In the first half of 2020, the Group’s revenue increased by 7 per cent year-on-year to £990 million (H1 FY19: £922 million) on a reported basis, while it increased by 6 per cent on a constant currency basis against the same period last year. Revenues were boosted by a strong month in March 2020. Statutory operating profit in the first half of 2020 was down by 6 per cent year-on-year to £101 million, with an operating profit margin of 10.2 per cent (H1 FY19: 11.6 per cent) and statutory profit before tax of £78 million (which was £5 million lower in H1 2019).

The decline in statutory profit was primarily driven by higher business reorganisation expense and the £10 million impact (due to a surge in unused annual leave as of 30 June 2020). The underlying operating profit was up by 1 per cent year-on-year to £159 million on a reported basis. The Company has declared an interim dividend per share of 5.6 pence for the first half of 2020.
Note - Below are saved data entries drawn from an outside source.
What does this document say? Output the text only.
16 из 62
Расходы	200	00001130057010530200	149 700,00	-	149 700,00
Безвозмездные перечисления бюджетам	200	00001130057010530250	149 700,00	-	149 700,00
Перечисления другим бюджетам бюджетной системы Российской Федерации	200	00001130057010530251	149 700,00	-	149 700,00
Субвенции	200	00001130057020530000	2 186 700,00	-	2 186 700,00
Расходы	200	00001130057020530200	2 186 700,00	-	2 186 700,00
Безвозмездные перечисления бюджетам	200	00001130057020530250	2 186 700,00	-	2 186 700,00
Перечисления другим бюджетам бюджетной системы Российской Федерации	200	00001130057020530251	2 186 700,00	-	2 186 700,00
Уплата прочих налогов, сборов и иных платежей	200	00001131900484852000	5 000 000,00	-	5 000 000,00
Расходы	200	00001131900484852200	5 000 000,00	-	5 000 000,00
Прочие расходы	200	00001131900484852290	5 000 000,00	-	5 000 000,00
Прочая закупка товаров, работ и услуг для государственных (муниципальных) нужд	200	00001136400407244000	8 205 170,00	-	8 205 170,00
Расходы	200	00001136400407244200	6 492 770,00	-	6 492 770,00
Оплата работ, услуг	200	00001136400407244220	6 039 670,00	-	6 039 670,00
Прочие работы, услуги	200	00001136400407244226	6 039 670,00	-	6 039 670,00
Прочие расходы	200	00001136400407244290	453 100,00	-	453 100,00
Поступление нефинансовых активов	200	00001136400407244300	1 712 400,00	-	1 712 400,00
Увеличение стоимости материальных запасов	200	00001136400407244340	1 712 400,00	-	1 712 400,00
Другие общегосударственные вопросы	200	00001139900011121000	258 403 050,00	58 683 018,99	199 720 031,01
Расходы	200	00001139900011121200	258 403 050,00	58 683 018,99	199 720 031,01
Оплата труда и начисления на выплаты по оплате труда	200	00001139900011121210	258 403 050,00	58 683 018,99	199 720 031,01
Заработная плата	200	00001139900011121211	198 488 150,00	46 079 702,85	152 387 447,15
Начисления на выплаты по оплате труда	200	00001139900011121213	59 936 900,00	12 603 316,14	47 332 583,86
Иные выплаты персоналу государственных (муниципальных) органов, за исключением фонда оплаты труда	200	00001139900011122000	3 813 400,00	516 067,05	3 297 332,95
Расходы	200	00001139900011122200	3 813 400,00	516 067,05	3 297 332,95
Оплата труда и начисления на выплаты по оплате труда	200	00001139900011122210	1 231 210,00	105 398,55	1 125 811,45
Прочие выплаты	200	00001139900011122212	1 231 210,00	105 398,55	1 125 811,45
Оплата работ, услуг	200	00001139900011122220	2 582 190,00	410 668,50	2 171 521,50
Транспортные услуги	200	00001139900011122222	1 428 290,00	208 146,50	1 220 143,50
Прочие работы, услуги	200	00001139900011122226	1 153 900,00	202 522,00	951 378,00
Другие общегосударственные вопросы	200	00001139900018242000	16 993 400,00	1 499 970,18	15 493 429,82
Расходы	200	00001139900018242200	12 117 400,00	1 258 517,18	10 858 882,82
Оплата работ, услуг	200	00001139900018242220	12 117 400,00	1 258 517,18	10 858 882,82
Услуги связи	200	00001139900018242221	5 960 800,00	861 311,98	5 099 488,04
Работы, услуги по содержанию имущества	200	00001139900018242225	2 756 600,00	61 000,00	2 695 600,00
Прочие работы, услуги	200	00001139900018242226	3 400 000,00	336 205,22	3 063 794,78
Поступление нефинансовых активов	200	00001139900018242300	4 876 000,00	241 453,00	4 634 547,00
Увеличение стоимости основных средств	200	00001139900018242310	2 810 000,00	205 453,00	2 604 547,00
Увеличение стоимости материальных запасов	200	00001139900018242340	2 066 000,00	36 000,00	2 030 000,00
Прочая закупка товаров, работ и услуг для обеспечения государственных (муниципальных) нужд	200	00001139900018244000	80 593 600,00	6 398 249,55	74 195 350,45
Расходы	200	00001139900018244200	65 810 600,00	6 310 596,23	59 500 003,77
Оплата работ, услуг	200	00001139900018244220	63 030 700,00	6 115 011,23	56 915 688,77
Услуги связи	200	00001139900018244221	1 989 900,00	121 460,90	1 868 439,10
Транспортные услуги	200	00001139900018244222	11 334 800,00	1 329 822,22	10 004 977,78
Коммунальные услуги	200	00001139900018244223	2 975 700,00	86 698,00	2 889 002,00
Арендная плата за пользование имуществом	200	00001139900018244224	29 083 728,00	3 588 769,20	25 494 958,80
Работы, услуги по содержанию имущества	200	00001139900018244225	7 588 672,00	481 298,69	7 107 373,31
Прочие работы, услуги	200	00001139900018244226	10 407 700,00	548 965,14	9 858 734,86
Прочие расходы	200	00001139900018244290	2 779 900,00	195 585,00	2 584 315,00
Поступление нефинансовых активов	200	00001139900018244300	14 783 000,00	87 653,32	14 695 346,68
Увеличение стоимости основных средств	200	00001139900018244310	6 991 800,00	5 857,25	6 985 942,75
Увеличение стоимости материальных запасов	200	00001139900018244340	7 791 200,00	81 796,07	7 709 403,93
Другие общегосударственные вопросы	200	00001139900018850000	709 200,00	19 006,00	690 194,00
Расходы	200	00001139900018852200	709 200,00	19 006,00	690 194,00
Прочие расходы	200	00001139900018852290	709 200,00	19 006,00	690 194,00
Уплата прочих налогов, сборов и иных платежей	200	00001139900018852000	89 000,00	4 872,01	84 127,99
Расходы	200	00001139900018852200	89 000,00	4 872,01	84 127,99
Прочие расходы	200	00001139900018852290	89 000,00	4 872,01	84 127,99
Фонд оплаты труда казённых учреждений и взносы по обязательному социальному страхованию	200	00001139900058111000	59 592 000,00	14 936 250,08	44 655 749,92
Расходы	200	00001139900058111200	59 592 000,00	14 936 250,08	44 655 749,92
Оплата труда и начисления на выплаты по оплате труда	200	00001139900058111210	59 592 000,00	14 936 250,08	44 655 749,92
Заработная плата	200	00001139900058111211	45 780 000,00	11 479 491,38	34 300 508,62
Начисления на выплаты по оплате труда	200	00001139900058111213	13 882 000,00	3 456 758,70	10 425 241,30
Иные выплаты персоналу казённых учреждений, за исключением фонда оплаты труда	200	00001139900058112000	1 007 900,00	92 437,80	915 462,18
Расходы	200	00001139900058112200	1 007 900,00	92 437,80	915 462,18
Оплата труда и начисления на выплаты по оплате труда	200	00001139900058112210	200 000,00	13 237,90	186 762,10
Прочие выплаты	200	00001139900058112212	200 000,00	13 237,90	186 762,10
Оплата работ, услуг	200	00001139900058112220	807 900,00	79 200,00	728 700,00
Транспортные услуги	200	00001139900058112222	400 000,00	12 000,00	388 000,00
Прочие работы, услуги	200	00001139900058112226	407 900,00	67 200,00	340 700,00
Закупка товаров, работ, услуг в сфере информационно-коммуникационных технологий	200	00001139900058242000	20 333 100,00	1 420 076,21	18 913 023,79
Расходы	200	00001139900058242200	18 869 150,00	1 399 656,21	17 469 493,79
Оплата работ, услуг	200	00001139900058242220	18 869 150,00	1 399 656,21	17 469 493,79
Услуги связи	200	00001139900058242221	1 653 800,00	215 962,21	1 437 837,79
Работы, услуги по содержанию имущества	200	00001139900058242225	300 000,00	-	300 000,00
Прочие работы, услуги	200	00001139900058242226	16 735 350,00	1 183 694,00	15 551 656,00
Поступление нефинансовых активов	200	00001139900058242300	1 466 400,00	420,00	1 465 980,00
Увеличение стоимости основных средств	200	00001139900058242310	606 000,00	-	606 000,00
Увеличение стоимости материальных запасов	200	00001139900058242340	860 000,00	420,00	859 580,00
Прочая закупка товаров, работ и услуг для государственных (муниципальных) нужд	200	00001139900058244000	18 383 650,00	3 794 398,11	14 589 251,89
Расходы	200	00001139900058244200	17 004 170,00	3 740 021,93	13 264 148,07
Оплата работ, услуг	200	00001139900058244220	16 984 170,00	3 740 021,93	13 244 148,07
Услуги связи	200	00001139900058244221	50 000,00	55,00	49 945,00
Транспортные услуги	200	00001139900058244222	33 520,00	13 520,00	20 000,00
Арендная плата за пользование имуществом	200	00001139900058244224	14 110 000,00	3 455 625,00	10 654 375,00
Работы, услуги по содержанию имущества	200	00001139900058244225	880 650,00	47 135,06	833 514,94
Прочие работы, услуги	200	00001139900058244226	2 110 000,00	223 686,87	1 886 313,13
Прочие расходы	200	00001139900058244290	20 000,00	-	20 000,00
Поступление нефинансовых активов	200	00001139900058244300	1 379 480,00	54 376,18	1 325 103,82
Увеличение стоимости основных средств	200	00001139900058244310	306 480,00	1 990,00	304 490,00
Formerly known as Tullett Prebon Plc, TP ICAP Plc (LON: TCAP) is a United Kingdom based inter-dealer brokerage company which acts as a mediator in the over-the-counter (OTC) financial and exchange-traded instruments and also in the secondary markets. The Company also provides commercial and investment banking businesses in the realm of trading related activities.

(Source: Thomson Reuters)

Since the announcement, the shares of TP ICAP have plunged by nearly 20 per cent in value. TP ICAP shares were trading at GBX 222.40 (GMT 4:21 PM +1) on 1 October 2020, down by 2.54 per cent in contrast to previous day closing price. Market capitalisation of the company was recorded at £1,285.53 million at the time of writing.

Data analytics and artificial intelligence can transform financial & brokerage services in the future. The combined synergies could drive growth for the company as well as open room for the next leg of growth in the sector.